Someday, you will be able to point your smartphone camera at a birthmark and instantly decide whether to see a doctor or get a skin biopsy. This is the concept behind EnTec engineering junior Lisa Richardson’s SCIDS (Skin Cancer Identification System) project, one of several life-saving innovations under development at EnTec’s Computing Research Lab. The SCIDS prototype, an application for Android mobile devices, captures an image through the smartphone camera and attempts to classify it as one of the most common forms of skin cancer. Eventually, SCIDS will deliver real-time diagnostic aid to physicians and serve as an early alert system for suspicious skin lesions or moles. Lisa’s project is a great example of the exponential power of engineering and technology, a field in which one can make a big difference in the lives of many.
Inspired by a passion for the environment, EnTec students Alejo Stark and Maria Espitia designed and built this solar-powered, remote controlled (RC) car, with guidance from their EnTec engineering professor. The duo’s perseverance in overcoming technical difficulties paid off when the project was selected in the top tier by faculty judges at EnTec’s Annual Engineering Project Showcase.
At EnTec, we take pride in empowering students to solve problems they care about. We help students fill their toolboxes with engineering and technology skills. They decide what needs fixing the most.
When EnTec sophomores David Pineiro, John Rodriguez, and Houby Salomon formed an engineering project team, they wanted a challenge. They put their creative minds together and designed Lock with Me, a simple device that prevents a car from starting unless the driver’s seat belt is buckled. After developing the Lock with Me prototype, the young trio built a full-size mobile test unit to demonstrate their invention at EnTec’s Annual Engineering Project Showcase. At most engineering schools, this type of project would culminate four years of study. At EnTec, engineering opportunities begin on day 1.
When EnTec students are given a challenge, meeting expectations simply isn’t enough. Even for first year students like Sergio Padilla, just starting EnTec’s Bachelor’s program. Sergio was tasked with designing a Binary Clock from scratch. This challenged him to interface a crystal oscillator, design all of the intermediate logic, and solder all the connections. As an EnTec student, Sergio wanted to take his project to the next level. Sergio added 7-Segment displays, which display the time in standard digits, so that his project could be used to teach binary to future EnTec students. Then, to give it what Sergio described as a Miami Flavor, he put the binary clock in an aquarium… underwater!
EnTec is proud to facilitate amazing opportunities to individuals at any career stage. Meet Ana Maria Quevedo, EnTec Bachelor’s Student and Electronic Voting Expert …

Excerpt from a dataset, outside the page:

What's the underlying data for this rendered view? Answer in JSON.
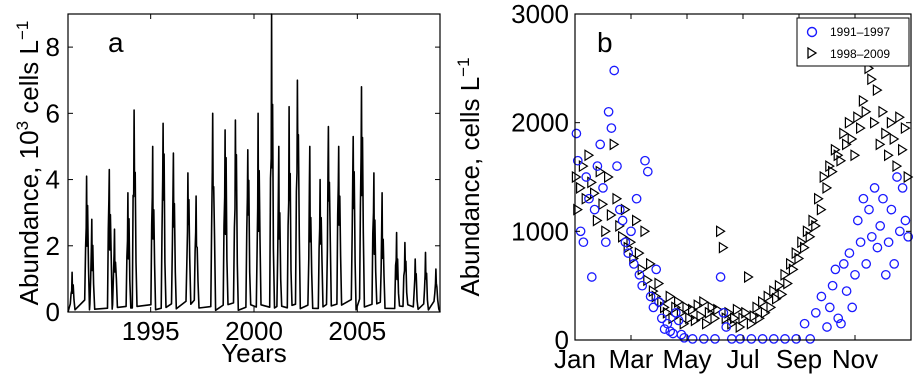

Ana Maria came to EnTec as a seasoned professional with years of experience. She had led multi-million dollar projects to implement electronic voting systems around the world, mostly wearing business and operations hats. Ana Maria wanted to get inside the voting systems and design improvements. She was thinking of solutions to problems she had seen in the field.
She wanted to realize her dreams of an engineering career.
Armed with an AS degree and a marathon runner’s dedication, Ana Maria began taking engineering and networking courses at EnTec. Before long, she was a top student in EnTec’s bachelor’s degree program. Professors at the school recognized her potential and nurtured it, guiding Ana Maria in various design projects. In her second year, Ana Maria landed a prestigious undergraduate research internship at UC Berkeley (pictured).
Now Ana Maria’s team at Berkeley is developing AuditBear, a website that allows election officials and interested third parties to quickly audit electronic voting systems. The team will present the project at a computer security conference in San Francisco later this summer.
Ana Maria is thrilled to be working on a system that has the potential to democratize election audits around the globe. She will be back at EnTec in the fall, ready to continue her engineering studies with EnTec faculty and improve the tools of modern democracy!